Steve Robinson from Our Life in Christ comments frequently that "Orthodoxy is about all those passages in the Bible that you didn't underline." How true that is. The reason I departed from Christianity as a teen was primarily because I could not longer believe in the validity of the Scriptures. Now, of course, that's just silliness, and I understand so much more know about reading Scripture through the Church, and it makes so much more sense (duh, all things work best when you use them correctly).

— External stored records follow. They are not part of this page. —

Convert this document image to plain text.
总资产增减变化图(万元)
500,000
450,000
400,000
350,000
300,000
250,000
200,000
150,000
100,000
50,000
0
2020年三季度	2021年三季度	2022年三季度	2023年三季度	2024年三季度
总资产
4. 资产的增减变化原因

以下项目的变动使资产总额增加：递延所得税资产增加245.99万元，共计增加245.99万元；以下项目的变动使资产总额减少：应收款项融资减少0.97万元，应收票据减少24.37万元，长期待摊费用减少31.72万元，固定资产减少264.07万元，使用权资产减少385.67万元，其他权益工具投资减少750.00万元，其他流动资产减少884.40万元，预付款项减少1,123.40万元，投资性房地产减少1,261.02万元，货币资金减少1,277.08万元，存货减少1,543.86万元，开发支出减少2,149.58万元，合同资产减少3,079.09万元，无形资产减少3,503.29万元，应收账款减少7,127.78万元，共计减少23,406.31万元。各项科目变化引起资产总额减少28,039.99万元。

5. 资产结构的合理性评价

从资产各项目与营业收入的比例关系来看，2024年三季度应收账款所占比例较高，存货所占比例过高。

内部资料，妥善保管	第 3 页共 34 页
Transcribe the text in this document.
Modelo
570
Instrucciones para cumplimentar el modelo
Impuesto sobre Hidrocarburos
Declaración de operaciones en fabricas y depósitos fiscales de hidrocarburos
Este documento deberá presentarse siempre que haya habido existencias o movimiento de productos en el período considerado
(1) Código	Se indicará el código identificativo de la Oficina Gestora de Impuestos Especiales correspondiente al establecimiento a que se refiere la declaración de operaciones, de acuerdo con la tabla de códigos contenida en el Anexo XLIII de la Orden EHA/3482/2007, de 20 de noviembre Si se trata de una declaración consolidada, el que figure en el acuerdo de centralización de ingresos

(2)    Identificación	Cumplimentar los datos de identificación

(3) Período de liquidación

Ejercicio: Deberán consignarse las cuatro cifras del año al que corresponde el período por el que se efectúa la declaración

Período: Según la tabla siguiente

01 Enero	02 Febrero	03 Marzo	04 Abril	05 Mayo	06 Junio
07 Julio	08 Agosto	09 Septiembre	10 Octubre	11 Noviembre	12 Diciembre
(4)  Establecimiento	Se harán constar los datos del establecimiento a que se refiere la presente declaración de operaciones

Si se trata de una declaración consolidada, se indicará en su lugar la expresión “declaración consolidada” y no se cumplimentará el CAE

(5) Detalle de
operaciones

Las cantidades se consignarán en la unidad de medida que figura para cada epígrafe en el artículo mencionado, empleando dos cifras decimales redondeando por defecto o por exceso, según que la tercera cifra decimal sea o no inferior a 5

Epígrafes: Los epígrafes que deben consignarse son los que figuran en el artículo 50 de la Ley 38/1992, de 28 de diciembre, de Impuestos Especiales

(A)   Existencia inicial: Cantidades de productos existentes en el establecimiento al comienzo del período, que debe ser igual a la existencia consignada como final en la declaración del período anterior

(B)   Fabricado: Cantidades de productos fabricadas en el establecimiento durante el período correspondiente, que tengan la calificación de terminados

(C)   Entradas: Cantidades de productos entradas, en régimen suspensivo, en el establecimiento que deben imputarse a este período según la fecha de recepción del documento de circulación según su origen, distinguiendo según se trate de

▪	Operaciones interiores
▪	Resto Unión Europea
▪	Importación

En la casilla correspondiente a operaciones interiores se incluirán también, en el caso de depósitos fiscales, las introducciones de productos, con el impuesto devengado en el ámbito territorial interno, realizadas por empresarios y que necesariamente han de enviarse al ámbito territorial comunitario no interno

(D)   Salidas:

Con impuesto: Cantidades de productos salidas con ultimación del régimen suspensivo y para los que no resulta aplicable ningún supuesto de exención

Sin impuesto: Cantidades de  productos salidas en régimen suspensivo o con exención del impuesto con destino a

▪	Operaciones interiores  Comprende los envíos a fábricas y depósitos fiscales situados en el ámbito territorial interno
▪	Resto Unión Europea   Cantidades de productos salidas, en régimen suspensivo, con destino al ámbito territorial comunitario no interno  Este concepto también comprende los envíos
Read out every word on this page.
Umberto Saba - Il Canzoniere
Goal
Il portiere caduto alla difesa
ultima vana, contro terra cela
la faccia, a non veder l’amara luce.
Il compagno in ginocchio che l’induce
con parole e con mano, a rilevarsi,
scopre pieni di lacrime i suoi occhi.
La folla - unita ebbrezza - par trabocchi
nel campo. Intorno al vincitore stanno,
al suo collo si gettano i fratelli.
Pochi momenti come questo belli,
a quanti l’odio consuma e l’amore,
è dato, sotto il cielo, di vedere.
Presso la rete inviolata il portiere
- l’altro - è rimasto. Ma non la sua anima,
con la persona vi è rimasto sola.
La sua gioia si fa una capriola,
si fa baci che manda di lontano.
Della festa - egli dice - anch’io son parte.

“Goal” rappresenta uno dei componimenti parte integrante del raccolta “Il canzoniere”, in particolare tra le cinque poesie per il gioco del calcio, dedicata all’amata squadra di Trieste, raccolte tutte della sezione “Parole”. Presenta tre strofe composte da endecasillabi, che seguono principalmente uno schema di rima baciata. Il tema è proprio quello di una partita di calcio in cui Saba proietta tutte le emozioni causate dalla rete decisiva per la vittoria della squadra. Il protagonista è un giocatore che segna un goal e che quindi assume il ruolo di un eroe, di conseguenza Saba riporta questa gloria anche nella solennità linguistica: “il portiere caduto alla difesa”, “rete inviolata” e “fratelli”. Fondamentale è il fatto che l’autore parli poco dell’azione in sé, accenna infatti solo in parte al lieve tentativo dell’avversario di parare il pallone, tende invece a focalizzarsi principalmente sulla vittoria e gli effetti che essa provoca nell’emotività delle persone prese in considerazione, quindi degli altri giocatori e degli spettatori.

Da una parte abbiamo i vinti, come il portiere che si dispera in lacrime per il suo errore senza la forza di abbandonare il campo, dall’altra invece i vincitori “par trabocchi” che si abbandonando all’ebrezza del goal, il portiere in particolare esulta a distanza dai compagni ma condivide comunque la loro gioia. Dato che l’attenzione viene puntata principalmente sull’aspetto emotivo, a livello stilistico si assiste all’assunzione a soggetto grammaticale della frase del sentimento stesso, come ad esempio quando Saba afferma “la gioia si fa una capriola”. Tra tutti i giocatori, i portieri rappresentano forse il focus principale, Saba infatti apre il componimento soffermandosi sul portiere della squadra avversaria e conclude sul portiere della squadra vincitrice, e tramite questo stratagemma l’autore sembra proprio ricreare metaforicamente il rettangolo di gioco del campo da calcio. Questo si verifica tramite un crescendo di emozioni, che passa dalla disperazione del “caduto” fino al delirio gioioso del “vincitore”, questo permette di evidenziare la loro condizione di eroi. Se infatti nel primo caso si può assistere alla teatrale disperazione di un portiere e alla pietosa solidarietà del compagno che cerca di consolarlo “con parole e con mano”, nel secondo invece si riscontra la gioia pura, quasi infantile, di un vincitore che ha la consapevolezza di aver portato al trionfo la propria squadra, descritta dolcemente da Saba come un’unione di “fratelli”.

I also am in the market for a new bible, and I've got my eye on that leather-bound Orthodox Study Bible with complete Septuagint OT translation. Thinking about it makes me a little giddy. It'll be nice to start fresh, and with something that, although it doesn't have canonical approval, will at least be the Greek scriptures made accessible.

Chocolatesa said...

Lol at the overeating during Bright Week, although it must not have been fun at the time!

I agree about simplicity, I've recently realized how much cleaning out and organizing I have to do in my life, materially and financially, to simplify everything.
As for prayer rule, I have yet to start saying my morning prayers, and I've been baptized for 4 months! I'm horrible about getting up early. My morning routine is get up late, get dressed, brush hair, grab something for lunch, and leave. You'd think that only takes me 5 or 10 minutes, but it's usually 20 or 30. I'm incapable of moving fast in the morning lol.